Consumption not smooth
I'm a newbie and have been using E$Planner for less than a week. So this maybe a dumb question.
I assumed that "consumption smoothing" meant I would see a constant "Discretionary Spending" amount for each and every year. I'm not.
I'm near retirement and modeled an inheritance about 15 years in the future at which point my Discretionary Spending jumped by about $10K. Not what I expected; given I thought consumption smoothing was by definition constant Discretionary Spending.
Although net worth at the point is still quite high, regular assets are exhausted (=0). Seems that what is going on is that consumption smoothing is smooth consumption of regular assets not smooth Discretionary Spending.
Am I right? If so how I model this to so that Discretionary Spending is smooth?
Thx much
Bill
RSS
What you are seeing is probably correct and merely an example of what Prof. Kotlikoff would call "borrowing constrained" or "liquidity constrained." (many of us are). This simply means that you have some future available resources that you simply can't get to now and not enough resources in the present to smooth over to that future windfall.
A few things to explore: are you contributing to retirement now? If so, and if you really want resources now, then consider not contributing more to the future (through 401K contributions or whatever).
Of course if you tell the system you are willing to go into debt now to payback later, that would perhaps solve the liquidity problem, but it also may not be wise.
Dan
Thanks much Dan. I'm getting my "sea legs" and am beginning to see how various knobs can be turned.
Dan, I'm seeing something similar with SS. If you wait until 70 to take SS, but retire earlier, I see an income jump upon taking SS. I've been thinking this is liquidity constrained - and it may be - but I don't think so. What I think is happening, based on the text in ESP, is that retirement assets are spent smoothly over the retirement lifespan - but do not seem to be coordinated with SS unless it is taken at the same time. This is just a plausible guess on my part, but fits the information and behavior available to me. Anyway, I'd look for a bug there, or perhaps not a bug but something that may need a better user interface. With the assets I have modeled, there is no reason I can see this could not be solved for a level living standard. The IRA (etc) assets are substantial, but are not spent more heavily up front to even spending until SS kicks in.
As I said, I've been thinking this is being constrained, but that really does not make much sense. There are plenty of assets. The only way I know to fix this is try and put in some special expenditures on the transition years, but that is a pain at best and would vary with each case run - not very practical.
Thanks for your interest.
What you are seeing makes sense to me. The program does not pull out extra from the IRA or the retirement assets to smooth consumption while it waits for SS (for example) UNLESS you tell it to in the "Special Withdrawals" tab in the Retirement folder. You'll see it there. Look and see what it's already withdrawing, then bump it up and through a little trial and error you will force it to take the right amount to get you smooth there.
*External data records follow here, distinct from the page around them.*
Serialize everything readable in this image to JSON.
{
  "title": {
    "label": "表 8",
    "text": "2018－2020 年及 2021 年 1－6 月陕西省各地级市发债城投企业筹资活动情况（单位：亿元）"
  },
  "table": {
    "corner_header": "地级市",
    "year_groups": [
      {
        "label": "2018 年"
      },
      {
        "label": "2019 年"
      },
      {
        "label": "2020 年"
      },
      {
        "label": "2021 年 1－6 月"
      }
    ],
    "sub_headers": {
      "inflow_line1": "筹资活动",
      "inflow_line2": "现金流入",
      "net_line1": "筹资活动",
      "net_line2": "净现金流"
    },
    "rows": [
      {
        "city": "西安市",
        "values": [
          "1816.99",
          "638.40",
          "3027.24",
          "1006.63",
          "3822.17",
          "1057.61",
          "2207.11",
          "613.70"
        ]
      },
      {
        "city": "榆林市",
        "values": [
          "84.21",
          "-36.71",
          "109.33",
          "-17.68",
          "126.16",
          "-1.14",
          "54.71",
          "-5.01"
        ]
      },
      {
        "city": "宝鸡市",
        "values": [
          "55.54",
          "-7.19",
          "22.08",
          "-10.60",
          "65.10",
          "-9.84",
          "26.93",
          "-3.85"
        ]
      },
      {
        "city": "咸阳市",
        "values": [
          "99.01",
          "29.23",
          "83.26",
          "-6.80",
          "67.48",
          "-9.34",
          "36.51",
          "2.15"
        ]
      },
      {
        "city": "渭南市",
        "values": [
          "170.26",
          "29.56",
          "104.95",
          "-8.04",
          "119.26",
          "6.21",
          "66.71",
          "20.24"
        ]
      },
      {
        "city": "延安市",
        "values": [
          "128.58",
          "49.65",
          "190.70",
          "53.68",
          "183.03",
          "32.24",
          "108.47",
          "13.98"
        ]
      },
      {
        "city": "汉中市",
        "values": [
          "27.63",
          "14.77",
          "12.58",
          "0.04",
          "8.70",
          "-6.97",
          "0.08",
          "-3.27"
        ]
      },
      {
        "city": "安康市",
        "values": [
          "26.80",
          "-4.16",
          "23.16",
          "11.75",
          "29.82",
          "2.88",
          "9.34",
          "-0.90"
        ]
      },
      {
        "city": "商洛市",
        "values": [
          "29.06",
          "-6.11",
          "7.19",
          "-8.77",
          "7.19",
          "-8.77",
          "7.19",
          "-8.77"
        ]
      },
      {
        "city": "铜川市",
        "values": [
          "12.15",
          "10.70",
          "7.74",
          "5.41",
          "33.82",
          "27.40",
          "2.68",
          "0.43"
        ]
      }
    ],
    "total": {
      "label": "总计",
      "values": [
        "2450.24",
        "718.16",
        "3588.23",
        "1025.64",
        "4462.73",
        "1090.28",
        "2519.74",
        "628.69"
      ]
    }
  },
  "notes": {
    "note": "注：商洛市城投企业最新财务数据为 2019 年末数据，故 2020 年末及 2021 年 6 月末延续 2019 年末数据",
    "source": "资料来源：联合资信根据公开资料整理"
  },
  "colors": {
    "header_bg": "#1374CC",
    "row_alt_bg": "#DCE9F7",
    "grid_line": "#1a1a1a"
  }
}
Are you seeing an income jump or a std-of-living jump? The income will jump when you start receiving SS (unless you try to coordinate it with your retirement assets using the Special Withdrawals), but this income jump doesn't necessarily mean that your consumption isn't smoothed.
BTW, I was able to raise my consumption by almost $1K/yr by using Special Withdrawals to withdraw more per year before collecting SS. I'm pretty sure this is a result of lower overall taxes using this approach. By withdrawing more money before collecting SS, then less money after, I'm basically moving some money from a higher tax bracket to a lower one.
Yes, the retirement accounts are withdrawn smoothly. We do not use retirement accounts for smoothing (this has been discussed a length in various places in the fora) and will not for technical reason. Thus you can delay your SS until 70 but you will look as if you're borrowing constrained until you start drawing benefits. The work around is to make a special withdrawal from the appropriate retirement account.